Bullish: Successful People Are Up at the Crack of Dawn (A Debate With Laura Vanderkam)

Jennifer Dziura writes Bullish, a career column, for The Grindstone on Fridays and Bullish Life, a life coaching column, for our sister site TheGloss on Tuesdays.

Is your morning a swiftly executed productivity plan? Or a five-mile run? Or a serene hour of meditation and herbal tea that brings you focus and clarity for the rest of the day?

Blech. My mornings involve a lot of communing with my espresso machine and then, at 10:45, wondering who will still deliver me a breakfast sandwich.

Laura Vanderkam, in her ebook What the Most Successful People Do Before Breakfast, is telling us to get the hell out of bed a lot earlier. I’m ambivalent. Hence, this article, in which Laura and I hash it out.

If Vanderkam’s name looks familiar: I quoted her book 168 Hours: You Have More Time Than You Think (not to be confused with 147 Hours, in which James Franco saws his own arm off), in this article, in which I actually kept a time diary and discovered that I spent 3.25 hours per week hitting the snooze button. (Oh, glorious snooze button, privilege of the childless and self-employed!)

I also referenced 168 Hours in Bullish Life: Achieve Goals and Glory by Recreating Like a Total F*cking Badass, and Vanderkam’s article The Princess Problem in Bullish: How to Ask For More Money.

Bullish: Hi, Laura. So, we’re here today to talk about your new e-book, What the Most Successful People Do Before Breakfast. So … what do they do before breakfast?
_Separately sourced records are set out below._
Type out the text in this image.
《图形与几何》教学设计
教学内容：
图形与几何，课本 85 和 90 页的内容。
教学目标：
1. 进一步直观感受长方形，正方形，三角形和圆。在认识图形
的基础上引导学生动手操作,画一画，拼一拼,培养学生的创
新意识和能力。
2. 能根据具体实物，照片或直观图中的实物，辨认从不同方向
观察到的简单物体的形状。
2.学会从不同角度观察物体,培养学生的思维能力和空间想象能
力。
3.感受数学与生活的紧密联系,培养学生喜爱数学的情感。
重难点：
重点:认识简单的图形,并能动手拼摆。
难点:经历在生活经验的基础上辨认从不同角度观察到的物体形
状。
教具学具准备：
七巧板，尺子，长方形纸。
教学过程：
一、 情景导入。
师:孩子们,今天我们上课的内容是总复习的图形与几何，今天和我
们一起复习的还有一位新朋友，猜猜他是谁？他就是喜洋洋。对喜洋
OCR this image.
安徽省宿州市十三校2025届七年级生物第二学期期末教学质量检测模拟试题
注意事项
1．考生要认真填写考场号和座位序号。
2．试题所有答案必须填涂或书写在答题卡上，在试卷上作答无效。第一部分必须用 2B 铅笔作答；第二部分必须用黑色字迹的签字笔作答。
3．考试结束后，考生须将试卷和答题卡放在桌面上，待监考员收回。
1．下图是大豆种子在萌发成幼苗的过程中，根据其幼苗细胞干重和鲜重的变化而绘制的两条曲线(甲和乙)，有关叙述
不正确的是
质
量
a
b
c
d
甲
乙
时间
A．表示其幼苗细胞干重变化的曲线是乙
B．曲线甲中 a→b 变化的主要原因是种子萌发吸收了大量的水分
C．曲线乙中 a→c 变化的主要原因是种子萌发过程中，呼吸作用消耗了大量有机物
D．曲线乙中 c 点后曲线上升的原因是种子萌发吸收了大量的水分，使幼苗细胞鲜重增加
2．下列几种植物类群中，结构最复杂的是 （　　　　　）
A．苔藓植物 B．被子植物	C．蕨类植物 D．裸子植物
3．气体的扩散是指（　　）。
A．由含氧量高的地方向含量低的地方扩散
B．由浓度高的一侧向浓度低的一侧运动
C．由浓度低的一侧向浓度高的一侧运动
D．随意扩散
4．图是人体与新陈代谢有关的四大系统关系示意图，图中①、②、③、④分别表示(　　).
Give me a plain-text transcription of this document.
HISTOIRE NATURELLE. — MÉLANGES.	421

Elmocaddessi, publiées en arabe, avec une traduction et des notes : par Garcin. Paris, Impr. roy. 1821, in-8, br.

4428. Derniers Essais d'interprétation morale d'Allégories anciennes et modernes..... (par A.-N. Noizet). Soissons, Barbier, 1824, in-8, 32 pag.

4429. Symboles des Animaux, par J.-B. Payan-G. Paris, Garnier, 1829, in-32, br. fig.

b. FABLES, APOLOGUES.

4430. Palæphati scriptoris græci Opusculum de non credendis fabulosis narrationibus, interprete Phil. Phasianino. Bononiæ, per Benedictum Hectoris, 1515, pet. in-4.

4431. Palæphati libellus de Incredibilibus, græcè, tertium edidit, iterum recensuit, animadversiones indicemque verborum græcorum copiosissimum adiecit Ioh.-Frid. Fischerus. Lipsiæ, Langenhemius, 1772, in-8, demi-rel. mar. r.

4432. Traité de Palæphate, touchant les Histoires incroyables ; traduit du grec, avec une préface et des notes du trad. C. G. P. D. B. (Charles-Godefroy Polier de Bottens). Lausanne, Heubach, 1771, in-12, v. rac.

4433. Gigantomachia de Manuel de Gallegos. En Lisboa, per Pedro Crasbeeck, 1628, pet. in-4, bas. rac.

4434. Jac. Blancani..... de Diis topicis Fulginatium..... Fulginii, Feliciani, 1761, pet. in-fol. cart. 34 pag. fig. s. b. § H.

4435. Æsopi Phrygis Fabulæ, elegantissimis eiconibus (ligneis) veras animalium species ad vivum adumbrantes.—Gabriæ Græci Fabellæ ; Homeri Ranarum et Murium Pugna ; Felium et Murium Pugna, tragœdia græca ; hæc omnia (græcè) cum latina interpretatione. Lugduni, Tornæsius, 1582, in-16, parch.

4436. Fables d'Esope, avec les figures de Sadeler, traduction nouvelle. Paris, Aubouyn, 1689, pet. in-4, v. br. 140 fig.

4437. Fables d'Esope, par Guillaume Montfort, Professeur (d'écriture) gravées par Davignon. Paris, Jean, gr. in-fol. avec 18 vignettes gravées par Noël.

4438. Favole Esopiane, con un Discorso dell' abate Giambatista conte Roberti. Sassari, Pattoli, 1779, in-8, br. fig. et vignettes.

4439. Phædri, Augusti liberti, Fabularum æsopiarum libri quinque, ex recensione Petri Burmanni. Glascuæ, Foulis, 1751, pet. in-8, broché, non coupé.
LV: They tackle personal priorities that are tough to do at other times of the day — because life has a tendency to crowd them out. These are important but not urgent things like exercise, spiritual practices (meditation, prayer), nurturing relationships with family and friends, or long-term career planning. Later in the day, you’re more likely to get interrupted, and some research into the science of willpower finds that our supply of self-discipline gets depleted later in the day. Successful people know that if something has to happen, it has to happen first.

Bullish: In a survey of executives referenced in your book, the latest any of them got up was 6 a.m. You also cite research that “tasks that require self- discipline are simply easier to do while the day is young.” I have found this to be true myself, and have often recommended multi-tracked to-do lists (one list of things you can do when your brain still works, and another list of tedious or mindless tasks you can get out of the way when your brain is pretty much spent).

But isn’t this true regardless of when you start your day? If I got up at 11am and went to bed at 3am, would I really be sacrificing productivity?

LV: It wasn’t a very scientific survey, but yes, people who are running huge organizations spend their whole days dealing with other people’s priorities. In the morning, they can tackle their own.  If it works for you to go to bed at 3 a.m. and get up at 11 a.m., more power to you. But most organizations still keep core business hours, so people who go to bed at 3 a.m. soon find themselves falling asleep at 8 a.m. meetings. And people who try to work out at 5 p.m. soon find that urgent client requests or networking opportunities come up with startling regularity. That’s why they use their mornings.